Pero, además, tampoco son muy convincentes los argumentos a favor del unicameralismo. Por un lado, a la defensa de Sieyes del sistema unicameral (“si las dos asambleas están de acuerdo, la segunda cámara es innecesaria; si están en desacuerdo, ella es detestable”), siempre se le ripostó que era más fácil identificar el verdadero sentir de la voluntad popular mediante la intervención combinada de dos órganos legislativos colegiados. Por otro, al alegato de que dos cámaras retrasan el trabajo legislativo, se le ha respondido diciendo “que una democracia no necesita tanto numerosas leyes, o leyes elaboradas con rapidez inusitada, sino que se formulen particularmente bien, tanto en el contenido como en la forma” (Biscaretti di Ruffia).

Ahora bien, lo anterior no nos debe conducir al inmovilismo. El Derecho Constitucional se nutre de las utopías y toda buena Constitución tiene detrás un gran acervo de imaginación constitucional. Al Senado dominicano le está haciendo falta una reestructuración de su modo de representación en aras de que logremos las ventajas del sistema bicameral señaladas por nuestro Eugenio María de Hostos y que son citadas todavía hoy por los manuales iberoamericanos de Derecho Constitucional comparado y de teoría constitucional: “una cámara representaría los intereses abstractos de la sociedad entera, y la otra representaría los intereses concretos de las regiones o grupos en que naturalmente está subdividida la sociedad nacional”.

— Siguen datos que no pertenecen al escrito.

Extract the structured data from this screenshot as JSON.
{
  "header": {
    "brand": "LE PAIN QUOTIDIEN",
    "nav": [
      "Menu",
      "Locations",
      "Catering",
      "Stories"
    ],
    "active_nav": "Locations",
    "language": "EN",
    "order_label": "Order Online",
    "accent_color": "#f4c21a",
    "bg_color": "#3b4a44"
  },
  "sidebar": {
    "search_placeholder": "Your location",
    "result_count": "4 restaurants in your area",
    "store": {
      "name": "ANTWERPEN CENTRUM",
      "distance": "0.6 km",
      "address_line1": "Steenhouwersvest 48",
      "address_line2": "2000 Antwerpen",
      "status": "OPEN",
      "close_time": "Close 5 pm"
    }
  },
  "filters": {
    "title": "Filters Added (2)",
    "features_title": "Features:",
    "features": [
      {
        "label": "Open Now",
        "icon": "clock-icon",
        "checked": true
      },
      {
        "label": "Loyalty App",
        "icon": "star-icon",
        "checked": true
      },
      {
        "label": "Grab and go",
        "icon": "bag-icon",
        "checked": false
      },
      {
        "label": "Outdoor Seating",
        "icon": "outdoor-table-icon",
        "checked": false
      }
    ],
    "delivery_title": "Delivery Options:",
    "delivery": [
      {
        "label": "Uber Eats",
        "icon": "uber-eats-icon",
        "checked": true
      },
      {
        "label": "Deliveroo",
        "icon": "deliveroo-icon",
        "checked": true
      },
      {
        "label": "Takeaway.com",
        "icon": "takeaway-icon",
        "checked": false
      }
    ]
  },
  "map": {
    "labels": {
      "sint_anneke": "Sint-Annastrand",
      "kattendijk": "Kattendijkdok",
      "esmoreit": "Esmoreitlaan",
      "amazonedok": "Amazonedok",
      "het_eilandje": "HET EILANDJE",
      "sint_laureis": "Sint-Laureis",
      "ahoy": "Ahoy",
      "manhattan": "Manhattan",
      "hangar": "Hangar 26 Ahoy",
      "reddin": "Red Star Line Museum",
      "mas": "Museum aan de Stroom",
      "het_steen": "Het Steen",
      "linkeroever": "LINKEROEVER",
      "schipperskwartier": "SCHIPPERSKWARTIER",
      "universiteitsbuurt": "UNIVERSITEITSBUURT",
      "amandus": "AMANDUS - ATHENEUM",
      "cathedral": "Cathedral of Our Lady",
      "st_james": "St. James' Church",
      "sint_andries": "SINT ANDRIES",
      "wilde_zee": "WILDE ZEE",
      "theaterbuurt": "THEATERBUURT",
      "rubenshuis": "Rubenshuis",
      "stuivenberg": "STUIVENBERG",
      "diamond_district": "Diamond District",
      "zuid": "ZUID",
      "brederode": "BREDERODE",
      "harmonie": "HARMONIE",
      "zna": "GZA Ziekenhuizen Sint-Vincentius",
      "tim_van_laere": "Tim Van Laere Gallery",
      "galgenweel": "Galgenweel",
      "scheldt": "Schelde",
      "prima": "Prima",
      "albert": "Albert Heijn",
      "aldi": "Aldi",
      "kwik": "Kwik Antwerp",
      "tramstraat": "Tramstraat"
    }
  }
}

Por tanto, hay que establecer fórmulas constitucionales que, sin caer en una representación corporativa fascista y sin otorgar una prima de representación a los sectores conservadores, permitan una composición política diversa del Senado en comparación con la Cámara de Diputados. Esto implica la aplicación de una serie de dispositivos constitucionales: la reestructuración de la organización político-territorial para detener la creación de provincias e inclinar la representación senatorial hacia las regiones; el establecimiento de vínculos funcionales entre el Consejo Económico y Social y el Senado;  y la exigencia de una edad mayor para los elegibles al Senado en contraste con las demás funciones electivas.

De todos modos, “el bicameralismo –tal como afirma Martínez Sospedra- es argumento propio de las áreas templadas del espectro político, el lugar de confluencia de los moderados de la derecha y de la izquierda, es, en definitiva, argumento propio de quienes vienen a sostener que garantizar la libertad es más importante que obtener decisiones políticas con rapidez y dotadas de coherencia ideológica”.